Cheng Lian, Zhigang Zeng, Wei Yao

    IEEE Transactions on Neural Networks and Learning Systems
    |January 14, 2016
    PubMed
    Summary
    This summary is machine-generated.

    This study introduces a novel artificial neural network (ANN) approach for landslide displacement forecasting, focusing on probabilistic prediction intervals (PIs) rather than single-point estimates. The method enhances accuracy by optimizing ANNs with random hidden weights using a hybrid algorithm.

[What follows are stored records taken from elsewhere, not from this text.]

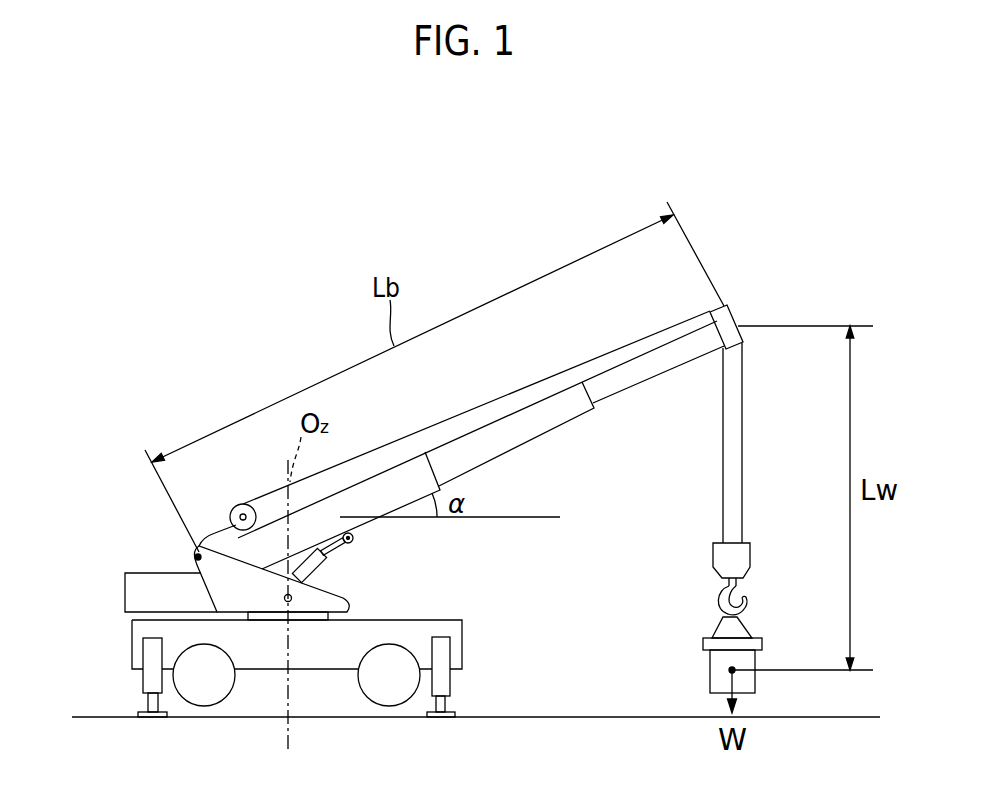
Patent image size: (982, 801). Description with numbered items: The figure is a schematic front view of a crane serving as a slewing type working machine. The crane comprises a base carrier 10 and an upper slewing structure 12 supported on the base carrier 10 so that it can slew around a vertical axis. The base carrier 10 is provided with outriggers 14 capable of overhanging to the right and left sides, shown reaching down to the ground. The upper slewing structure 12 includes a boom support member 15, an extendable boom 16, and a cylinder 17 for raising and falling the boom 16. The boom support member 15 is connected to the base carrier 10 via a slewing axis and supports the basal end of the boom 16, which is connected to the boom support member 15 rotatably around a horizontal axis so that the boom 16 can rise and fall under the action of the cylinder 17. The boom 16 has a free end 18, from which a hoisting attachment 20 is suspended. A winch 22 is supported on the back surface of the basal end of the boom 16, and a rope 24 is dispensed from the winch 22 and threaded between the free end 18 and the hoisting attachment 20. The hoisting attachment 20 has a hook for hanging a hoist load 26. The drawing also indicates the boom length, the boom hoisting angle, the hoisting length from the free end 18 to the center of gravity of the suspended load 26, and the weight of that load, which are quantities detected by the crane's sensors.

The base carrier 10 is at (445, 620).
The upper slewing structure 12 is at (125, 585).
The outriggers 14 is at (145, 690).
The boom support member 15 is at (214, 540).
The extendable boom 16 is at (505, 417).
The cylinder 17 is at (330, 574).
The free end 18 is at (723, 306).
The hoisting attachment 20 is at (744, 558).
The winch 22 is at (236, 502).
The rope 24 is at (604, 356).
The hoist load 26 is at (703, 643).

    Related Experiment Videos

    Area of Science:

    • Geotechnical Engineering
    • Artificial Intelligence
    • Data Science

    Background:

    • Landslide displacement forecasting is crucial for hazard mitigation.
    • Deterministic models often fail to capture prediction uncertainty.
    • Probabilistic forecasting offers a more robust approach to quantifying uncertainty.

    Purpose of the Study:

    • To develop a probabilistic landslide displacement forecasting model using artificial neural networks (ANNs).
    • To construct accurate prediction intervals (PIs) for landslide displacement.
    • To propose a novel ANN architecture with random hidden weights for uncertainty quantification.

    Main Methods:

    • A new single hidden layer feedforward ANN with random hidden weights was designed for the lower-upper bound estimation (LUBE) method.
    • Input weights and hidden biases were randomly initialized, requiring only output weight optimization.
    • A hybrid particle swarm optimization (PSO) and gravitational search algorithm (GSA), termed PSOGSA, was employed for output weight optimization.
    • A novel ANN objective function combining a modified combinational coverage width-based criterion with one-norm regularization was introduced.

    Main Results:

    • The proposed method successfully constructed high-quality prediction intervals (PIs) for landslide displacement.
    • Experimental results on benchmark and real-world landslide datasets validated the method's capability.
    • The approach effectively quantifies uncertainty in landslide displacement predictions.

    Conclusions:

    • The novel ANN-based probabilistic forecasting framework with random hidden weights provides a significant advancement in landslide displacement prediction.
    • The integration of PSOGSA optimization and the new objective function enhances the quality of prediction intervals.
    • This method offers a reliable tool for geotechnical engineers and researchers involved in landslide hazard assessment.